Najib wants direct security hotline with Manila

Najib wants direct security hotline with Manila
Mr Najib Razak (left) and President Benigno Aquino are seeking closer security relations. Photo: Bloomberg
Leaders discuss need for joint military and police exercises, intelligence-sharing
Published: 4:07 AM, March 1, 2014

KUALA LUMPUR — Malaysian Prime Minister Najib Razak is seeking a security hotline with the Philippines, a year after clashes between the Malaysian authorities and Filipino Muslims claiming sovereignty over Sabah state killed at least 62 people.

Mr Najib met Philippine President Benigno Aquino in Putrajaya yesterday, where they discussed the need to exchange intelligence and conduct more military and police exercises together, the Malaysian leader said at a briefing.

“I also suggested the need for us to have a direct hotline between Malaysian and Philippine security forces,” Mr Najib said.

The Sultans of Sulu once ruled over both Sabah and the Sulu islands in southern Philippines. Supporters of Sultan Jamalul Kiram III clashed with the Malaysian authorities when he sent one of his brothers and 200 armed followers to Sabah in February last year to occupy land and pursue the clan’s claim.

Mr Aquino accused Kiram, who died last October, and his followers of dragging the Philippines into a dispute that risked hurting relations with Malaysia.

“We should enhance further our security by holding joint military exercises,” Mr Aquino, who on Feb 19 said he did not plan to discuss the Sabah issue with Mr Najib, said at the briefing.

He said he invited the Malaysian Prime Minister to witness the signing of a peace agreement between his government and the Moro Islamic Liberation Front.
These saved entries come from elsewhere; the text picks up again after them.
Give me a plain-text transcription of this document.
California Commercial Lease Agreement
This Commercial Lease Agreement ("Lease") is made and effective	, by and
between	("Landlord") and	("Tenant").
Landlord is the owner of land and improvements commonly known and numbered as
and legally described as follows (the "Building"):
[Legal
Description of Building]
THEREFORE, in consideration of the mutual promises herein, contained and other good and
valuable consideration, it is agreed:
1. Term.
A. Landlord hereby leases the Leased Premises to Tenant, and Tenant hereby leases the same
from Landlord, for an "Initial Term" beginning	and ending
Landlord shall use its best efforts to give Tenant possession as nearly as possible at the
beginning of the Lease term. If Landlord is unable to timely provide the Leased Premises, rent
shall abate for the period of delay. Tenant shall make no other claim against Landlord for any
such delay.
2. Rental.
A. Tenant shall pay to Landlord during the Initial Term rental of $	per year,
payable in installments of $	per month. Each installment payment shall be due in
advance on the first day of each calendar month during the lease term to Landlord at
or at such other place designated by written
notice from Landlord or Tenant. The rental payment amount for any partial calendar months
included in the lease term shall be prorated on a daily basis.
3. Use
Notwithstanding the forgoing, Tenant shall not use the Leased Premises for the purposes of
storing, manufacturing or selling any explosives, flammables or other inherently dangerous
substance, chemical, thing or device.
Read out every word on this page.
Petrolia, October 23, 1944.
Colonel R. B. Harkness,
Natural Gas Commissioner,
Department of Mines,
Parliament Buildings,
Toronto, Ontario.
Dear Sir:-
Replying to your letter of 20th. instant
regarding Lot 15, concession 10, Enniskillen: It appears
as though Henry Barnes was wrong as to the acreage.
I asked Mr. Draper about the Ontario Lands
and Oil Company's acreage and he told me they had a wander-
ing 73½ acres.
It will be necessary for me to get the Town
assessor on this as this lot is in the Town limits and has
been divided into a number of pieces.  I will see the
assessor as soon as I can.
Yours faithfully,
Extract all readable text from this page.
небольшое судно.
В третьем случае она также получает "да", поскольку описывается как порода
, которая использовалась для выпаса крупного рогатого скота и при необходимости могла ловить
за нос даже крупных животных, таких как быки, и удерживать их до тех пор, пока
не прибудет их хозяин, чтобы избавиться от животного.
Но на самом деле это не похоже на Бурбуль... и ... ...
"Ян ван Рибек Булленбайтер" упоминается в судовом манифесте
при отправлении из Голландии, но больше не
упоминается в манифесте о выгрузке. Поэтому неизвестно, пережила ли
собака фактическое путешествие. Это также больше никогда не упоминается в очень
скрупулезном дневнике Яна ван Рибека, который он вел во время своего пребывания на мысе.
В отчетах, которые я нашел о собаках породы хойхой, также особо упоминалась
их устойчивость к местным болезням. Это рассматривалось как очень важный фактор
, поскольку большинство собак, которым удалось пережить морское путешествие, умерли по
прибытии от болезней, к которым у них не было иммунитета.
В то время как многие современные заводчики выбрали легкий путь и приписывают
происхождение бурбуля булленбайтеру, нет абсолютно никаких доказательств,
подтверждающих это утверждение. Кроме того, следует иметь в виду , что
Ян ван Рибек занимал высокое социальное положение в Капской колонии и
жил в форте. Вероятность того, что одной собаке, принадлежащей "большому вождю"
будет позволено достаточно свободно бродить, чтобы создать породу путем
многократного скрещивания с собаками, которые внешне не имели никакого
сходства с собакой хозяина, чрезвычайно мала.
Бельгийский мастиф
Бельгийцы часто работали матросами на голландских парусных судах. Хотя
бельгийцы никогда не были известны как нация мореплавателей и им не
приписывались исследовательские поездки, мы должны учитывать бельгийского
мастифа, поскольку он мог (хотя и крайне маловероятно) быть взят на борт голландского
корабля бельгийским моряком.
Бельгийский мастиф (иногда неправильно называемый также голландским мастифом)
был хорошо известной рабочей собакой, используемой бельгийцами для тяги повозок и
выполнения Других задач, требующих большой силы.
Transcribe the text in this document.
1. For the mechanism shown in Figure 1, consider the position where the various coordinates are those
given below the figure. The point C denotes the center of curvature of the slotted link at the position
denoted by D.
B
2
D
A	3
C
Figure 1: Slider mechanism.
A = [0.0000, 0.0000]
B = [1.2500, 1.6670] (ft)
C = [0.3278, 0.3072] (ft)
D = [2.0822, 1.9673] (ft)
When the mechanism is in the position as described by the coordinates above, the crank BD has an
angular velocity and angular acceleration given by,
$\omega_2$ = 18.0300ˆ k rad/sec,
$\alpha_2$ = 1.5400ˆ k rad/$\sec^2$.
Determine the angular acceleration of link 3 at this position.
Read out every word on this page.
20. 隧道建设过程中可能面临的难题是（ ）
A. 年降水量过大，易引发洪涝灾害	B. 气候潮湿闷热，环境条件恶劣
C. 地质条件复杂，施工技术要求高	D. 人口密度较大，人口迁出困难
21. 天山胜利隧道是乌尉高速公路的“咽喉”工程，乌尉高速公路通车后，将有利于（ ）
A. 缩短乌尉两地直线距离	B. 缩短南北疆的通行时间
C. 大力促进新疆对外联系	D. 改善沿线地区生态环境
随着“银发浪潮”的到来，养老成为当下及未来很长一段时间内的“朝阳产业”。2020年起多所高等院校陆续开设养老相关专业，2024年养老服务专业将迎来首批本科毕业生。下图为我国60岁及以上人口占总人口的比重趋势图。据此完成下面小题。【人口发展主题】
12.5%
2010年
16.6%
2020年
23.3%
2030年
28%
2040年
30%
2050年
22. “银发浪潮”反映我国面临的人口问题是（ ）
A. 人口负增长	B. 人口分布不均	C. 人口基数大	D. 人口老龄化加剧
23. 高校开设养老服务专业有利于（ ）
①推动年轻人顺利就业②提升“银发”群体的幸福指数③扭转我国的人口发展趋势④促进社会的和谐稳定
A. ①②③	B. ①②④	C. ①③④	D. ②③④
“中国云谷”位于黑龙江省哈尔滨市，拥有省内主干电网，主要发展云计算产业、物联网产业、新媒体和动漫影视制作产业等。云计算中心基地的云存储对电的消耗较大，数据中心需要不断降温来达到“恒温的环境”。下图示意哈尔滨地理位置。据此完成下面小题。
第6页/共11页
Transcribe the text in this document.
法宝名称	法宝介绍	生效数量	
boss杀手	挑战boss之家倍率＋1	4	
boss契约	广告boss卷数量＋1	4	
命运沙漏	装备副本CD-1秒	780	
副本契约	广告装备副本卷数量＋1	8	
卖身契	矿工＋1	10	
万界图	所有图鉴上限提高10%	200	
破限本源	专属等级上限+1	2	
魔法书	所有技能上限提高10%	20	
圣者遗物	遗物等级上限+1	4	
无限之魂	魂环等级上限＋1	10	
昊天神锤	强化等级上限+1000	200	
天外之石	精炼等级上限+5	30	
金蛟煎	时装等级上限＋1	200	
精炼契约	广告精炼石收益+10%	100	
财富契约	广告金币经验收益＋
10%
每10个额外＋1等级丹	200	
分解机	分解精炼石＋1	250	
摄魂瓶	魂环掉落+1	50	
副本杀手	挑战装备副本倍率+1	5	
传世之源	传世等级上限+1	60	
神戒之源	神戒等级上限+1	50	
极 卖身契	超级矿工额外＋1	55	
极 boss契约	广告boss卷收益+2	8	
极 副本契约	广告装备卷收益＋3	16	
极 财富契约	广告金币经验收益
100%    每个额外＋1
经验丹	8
Malaysia is helping broker a pact aimed at ending a four-decade Muslim insurgency on the southern Philippine island of Mindanao that has killed as many as 200,000 people.

Mr Aquino also said he and Mr Najib agreed that territorial disputes with China must be settled peacefully and according to law. Malaysia, the Philippines, Vietnam and China are among the countries making overlapping claims to areas of the South China Sea, waters rich in oil, gas and fish through which some of the world’s busiest shipping lanes run.

China agreed in July at a forum in Brunei hosted by the Association of Southeast Asian Nations to work towards rules to avoid conflict in the waters. There has not been major progress on developing a code of conduct and China introduced fishing rules in January requiring foreign vessels to seek permission before entering waters off its southern coast.

Malaysia sees potential for increased trade with the Philippines and has offered to train its neighbour on Islamic finance, Mr Najib said.